Today’s Devotional
How long have you been waiting to feel ready? You know the version of yourself you keep postponing things for. The one who will volunteer once the anxiety settles. The one who will speak up once the confidence arrives. The one who will finally be useful to God once the mess in the background gets cleaned up. That version of you has been running late for years, and the longer you wait for it, the quieter your actual life becomes.
Paul wrote this sentence from a place most of us would call disqualifying. He had asked God three times to remove what he called a thorn in his flesh, and God said no. What followed was one of the strangest lists in all of Scripture: weaknesses, insults, hardships, persecutions, difficulties. And the verb Paul chose for his relationship to that list was not “endure.” He did not say he accepted it, tolerated it, or learned to live with it. He said he delighted in it. That word changes everything. Delight is what you feel toward something you would choose again. Paul looked at the full catalog of his insufficiency and found, inside it, the exact Christ-shaped power he had been asking God to give him some other way. The strength you keep waiting for may already be here, wearing the only clothes you refused to recognize it in.
Time to reflect
These questions ask something specific. Stay with each one before answering.
- What task or calling have you been postponing until you feel more capable, and what would it look like to begin it exactly as you are right now?
- When was the last time you felt genuinely inadequate, and did anything useful come from that moment that you almost missed?
- Which weakness do you keep apologizing for that might actually be the opening through which God is already working?
- If delight means choosing something again, is there a hardship in your life you could hold differently today?
Prayer Of The Day
Lord, we confess that we have spent more time preparing to be strong than we have spent letting you work through what is already here. We have treated our weaknesses as problems to solve before we come to you, as though you require a finished product before you begin. Forgive us for believing that your power needs our competence as a prerequisite. Teach us what Paul learned: that your strength does not wait for ours to arrive. It moves through the cracks we keep trying to seal. Give us the courage to stop rehearsing and start showing up, insufficient and available, trusting that you have always done your clearest work in unfinished people. In Jesus’ name, we pray. Amen.
Strengthening Faith
Paul’s delight came after he stopped asking for removal and started paying attention to what was already present. These steps move in the same direction.
- Read Romans 8:26-27, where Paul describes the Spirit interceding through our weakness. Sit with the idea that your inability to find the right words is already covered.
- Name one responsibility you have been avoiding because you feel unqualified for it. Write down the specific reason you feel unready, then do the smallest possible piece of that responsibility today.
- Find someone in your life who seems to be struggling with self-doubt this week. Tell them one specific thing they did recently that mattered to you. Do not explain why you are telling them.
- For thirty minutes this afternoon, stop correcting yourself. Let the first draft of your words, your work, or your effort stand without revision. Notice what happens when you stop editing yourself in real time.
- Take a walk without your phone.

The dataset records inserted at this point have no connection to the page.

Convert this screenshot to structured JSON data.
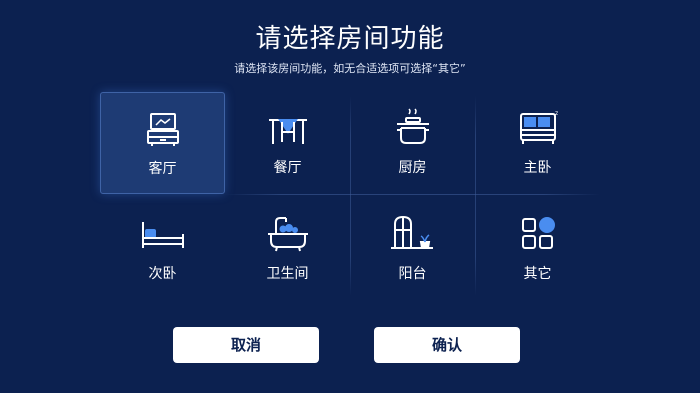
{
  "dialog": {
    "title": "请选择房间功能",
    "subtitle": "请选择该房间功能，如无合适选项可选择“其它”"
  },
  "rooms": [
    {
      "label": "客厅",
      "icon": "tv-cabinet-icon",
      "selected": true
    },
    {
      "label": "餐厅",
      "icon": "dining-table-icon",
      "selected": false
    },
    {
      "label": "厨房",
      "icon": "cooking-pot-icon",
      "selected": false
    },
    {
      "label": "主卧",
      "icon": "double-bed-icon",
      "selected": false
    },
    {
      "label": "次卧",
      "icon": "single-bed-icon",
      "selected": false
    },
    {
      "label": "卫生间",
      "icon": "bathtub-icon",
      "selected": false
    },
    {
      "label": "阳台",
      "icon": "balcony-door-icon",
      "selected": false
    },
    {
      "label": "其它",
      "icon": "grid-more-icon",
      "selected": false
    }
  ],
  "buttons": {
    "cancel_label": "取消",
    "confirm_label": "确认"
  },
  "colors": {
    "background": "#0c2150",
    "selected_tile": "#1e3b74",
    "accent_blue": "#4a8df0",
    "button_bg": "#ffffff"
  }
}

Pay attention to what your mind returns to when it has nothing to optimize or fix.
- Open a journal or a blank page and finish this sentence five different ways: “I am weak in the area of _______, and that weakness has taught me _______.”
Today Wisdom
Delight is a word that leans forward. It describes someone who found something worth holding inside the one place they refused to look. The inventory you keep running of your own inadequacy may be the most honest map you own.